Ever since the Daewoo Evanda came out almost fifteen years ago, I’ve been somewhat slightly intrigued by it. There’s something off-beat about the Evanda, as it often appears under a multitude of aliases depending of where it has been sold, and when, but never truly taking a name as its own.
To begin with, it’s most authentically a Daewoo V200, replacing the V100 that was sold under the Leganza name. The V200 was sold as the Daewoo Magnus on its home turf, and when they were shipped to Western European ports, the name Evanda was applied on the trunklids. On North American markets, it was either the American Suzuki Verona or the Canadian Chevrolet Epica, the latter echoing its 2006 replacement (sold as the Daewoo Tosca in South Korea), but as Daewoo was even further integrated under General Motors, the Chevrolet badges were applied on the cars even in Europe.

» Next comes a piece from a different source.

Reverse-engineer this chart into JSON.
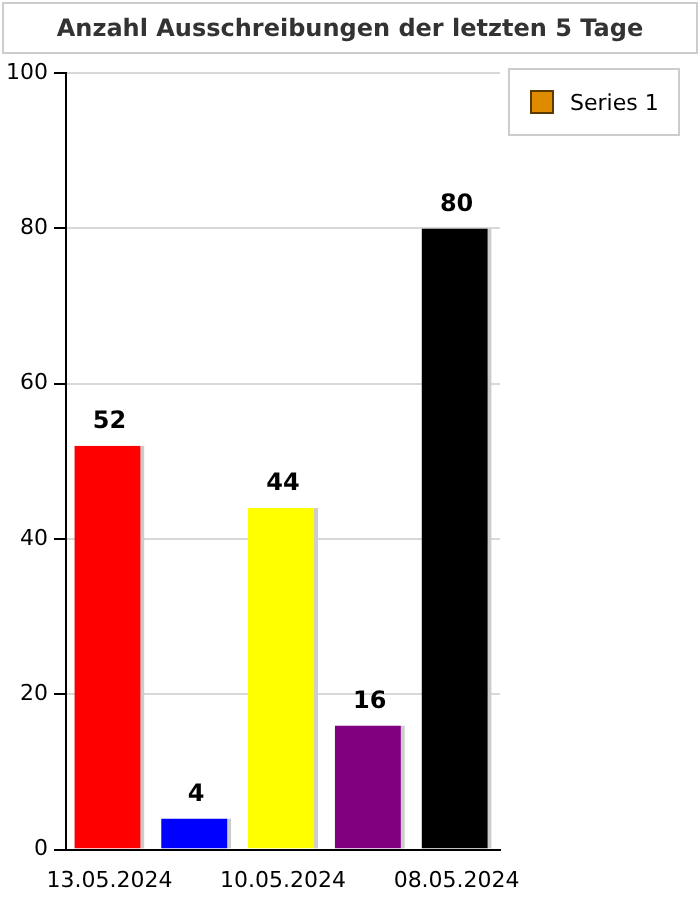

So, this is what you could have ended up getting in 2004: a Daewoo which says GM Daewoo under the bonnet and has a Daewoo steering wheel, but Chevrolet badges on the outside. It’s an anti-car really, a non-brand, and despite having been designed by Italdesign’s Giorgetto Giugiaro like its predecessor, it appears perfectly anonymous. And that might be the thing I like most about it, there’s no badge burden on it if you just snip off the golden bowties. And since I found a little used ten-year-old example for sale locally, I really wanted to finally try one. Especially since it’s brown.